Mentre col DEF il Ministro Tria costringeva i suoi colleghi del Consiglio dei Ministri e gli italiani tutti ad iniziare un (piccolo, il prossimo, dopo le elezioni europee, sarà ben peggiore) bagno di realismo (“saranno necessarie coperture di notevole entità”), un documento senza precedenti riuniva le parti sociali in un’unica richiesta rivolta ai cittadini italiani. Confindustria, Cgil, Cisl e Uil si sono rivolti agli italiani per invitarli ad andare a votare e scegliere i candidati che assicurino di aver compreso che senza la cornice europea l’Italia è un paese destinato a tornare nell’alto medioevo (naturalmente saltando, a ritroso, Rinascimento ed umanesimo); e che agiscano di conseguenza.
Solo nel quadro di un rinnovato impegno europeo è possibile riacquisire quelle leve decisionali che possono consentire ai cittadini di esercitare la sovranità. Un livello, quello europeo, al quale siamo chiamati a dare un contributo costruttivo per la trasformazione della UE in un soggetto capace di agire per soddisfare efficacemente i bisogni interni (sicurezza, infrastrutture, innovazione, transizione ecologica, etc) ed esterni (politica estera e difesa, migrazioni, guerre ed opportunità commerciali planetarie, etc) dei cittadini europei; un soggetto svincolato dalle inevitabili pastoie dei veti incrociati del Consiglio Europeo ed affidato ad una regia democratica che solo il Parlamento Europeo può assicurare.

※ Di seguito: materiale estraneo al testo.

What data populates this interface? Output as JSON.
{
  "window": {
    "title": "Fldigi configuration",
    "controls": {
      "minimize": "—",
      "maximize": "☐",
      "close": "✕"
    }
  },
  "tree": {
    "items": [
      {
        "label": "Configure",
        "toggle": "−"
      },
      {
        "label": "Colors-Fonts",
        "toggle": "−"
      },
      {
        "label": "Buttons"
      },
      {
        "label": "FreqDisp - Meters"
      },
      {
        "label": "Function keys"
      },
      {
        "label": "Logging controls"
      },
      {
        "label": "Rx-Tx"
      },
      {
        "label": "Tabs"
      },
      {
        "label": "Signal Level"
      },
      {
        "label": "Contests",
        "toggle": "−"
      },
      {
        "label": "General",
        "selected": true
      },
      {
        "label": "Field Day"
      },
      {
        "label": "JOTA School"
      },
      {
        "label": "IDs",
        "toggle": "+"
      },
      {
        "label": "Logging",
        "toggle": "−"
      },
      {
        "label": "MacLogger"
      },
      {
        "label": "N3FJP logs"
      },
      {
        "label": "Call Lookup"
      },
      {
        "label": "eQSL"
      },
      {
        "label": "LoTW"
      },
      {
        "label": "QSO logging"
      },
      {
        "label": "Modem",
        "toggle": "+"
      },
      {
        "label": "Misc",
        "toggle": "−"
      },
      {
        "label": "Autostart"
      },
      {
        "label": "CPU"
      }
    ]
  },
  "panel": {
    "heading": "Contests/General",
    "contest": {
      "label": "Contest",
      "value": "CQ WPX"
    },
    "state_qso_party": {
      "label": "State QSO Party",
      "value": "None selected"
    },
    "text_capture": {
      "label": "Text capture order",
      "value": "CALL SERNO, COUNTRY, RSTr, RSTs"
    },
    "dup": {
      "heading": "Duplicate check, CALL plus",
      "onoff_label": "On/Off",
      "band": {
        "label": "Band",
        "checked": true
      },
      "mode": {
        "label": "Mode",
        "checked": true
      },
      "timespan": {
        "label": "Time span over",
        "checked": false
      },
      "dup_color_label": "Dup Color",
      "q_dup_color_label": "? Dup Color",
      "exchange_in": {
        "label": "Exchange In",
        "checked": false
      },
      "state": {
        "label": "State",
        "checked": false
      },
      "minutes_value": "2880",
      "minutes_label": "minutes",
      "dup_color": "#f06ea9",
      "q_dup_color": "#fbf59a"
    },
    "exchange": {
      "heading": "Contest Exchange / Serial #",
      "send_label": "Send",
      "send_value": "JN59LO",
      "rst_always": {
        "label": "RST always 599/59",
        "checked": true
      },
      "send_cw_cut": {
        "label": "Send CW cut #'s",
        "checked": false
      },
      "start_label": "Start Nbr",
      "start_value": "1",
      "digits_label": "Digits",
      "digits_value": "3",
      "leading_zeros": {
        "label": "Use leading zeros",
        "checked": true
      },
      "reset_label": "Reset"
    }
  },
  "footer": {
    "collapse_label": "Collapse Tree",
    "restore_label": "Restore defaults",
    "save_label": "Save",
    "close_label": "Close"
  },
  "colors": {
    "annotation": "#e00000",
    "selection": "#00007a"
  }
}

Il fatto che lo dicano i rappresentanti delle parti sociali, ossia i rappresentanti collettivi degli interessi dei lavoratori e delle imprese, la parte viva del paese, ci pare suggerisca tre riflessioni.
La prima, che il paese è allo sbando; che senza una presa di coscienza collettiva delle panzane che quotidianamente ci rifila questo governo non ci potrà essere alcuna ripresa economica, alcuna decisione a favore della crescita, della sicurezza, degli interessi dei cittadini italiani. Il fatto che si mobilitino, unitamente poi, le parti sociali è una testimonianza di preoccupazione, direi quasi di disperazione: una specie di ultima spiaggia.
La seconda, che la rappresentatività assicurata dai partiti non è più valida; che la formazione della classe dirigente del paese è destinata a passare per altri soggetti (organismi intermedi) e che si delinea uno scollamento crescente, un conflitto, probabilmente insanabile, fra partiti e società civile. Coi partiti a difendere il loro potere, le loro poltrone. E la società civile a cercare di promuovere gl’interessi dei cittadini. Un percorso ad ostacoli, potenzialmente pericoloso, dagli esiti imprevedibili, ma che ci pare ormai in atto da qualche tempo e tutto sommato inevitabile.
La terza, che questa Europa, così com’è, chiaramente non funziona come dovrebbe; e che deve essere riformata in maniera radicale. Sono finiti i tempi dei compromessi intergovernativi, del gioco delle tre carte, dell’integrazione per piccoli passi. È venuto il momento di creare una genuina democrazia sovranazionale; e di combattere attivamente per costruirla.
Questi sono i messaggi, più o meno espliciti, dietro all’Appello per l’Europa. C’è solo da augurarsi che, nonostante l’assordante silenzio dei media, non rimanga inascoltato.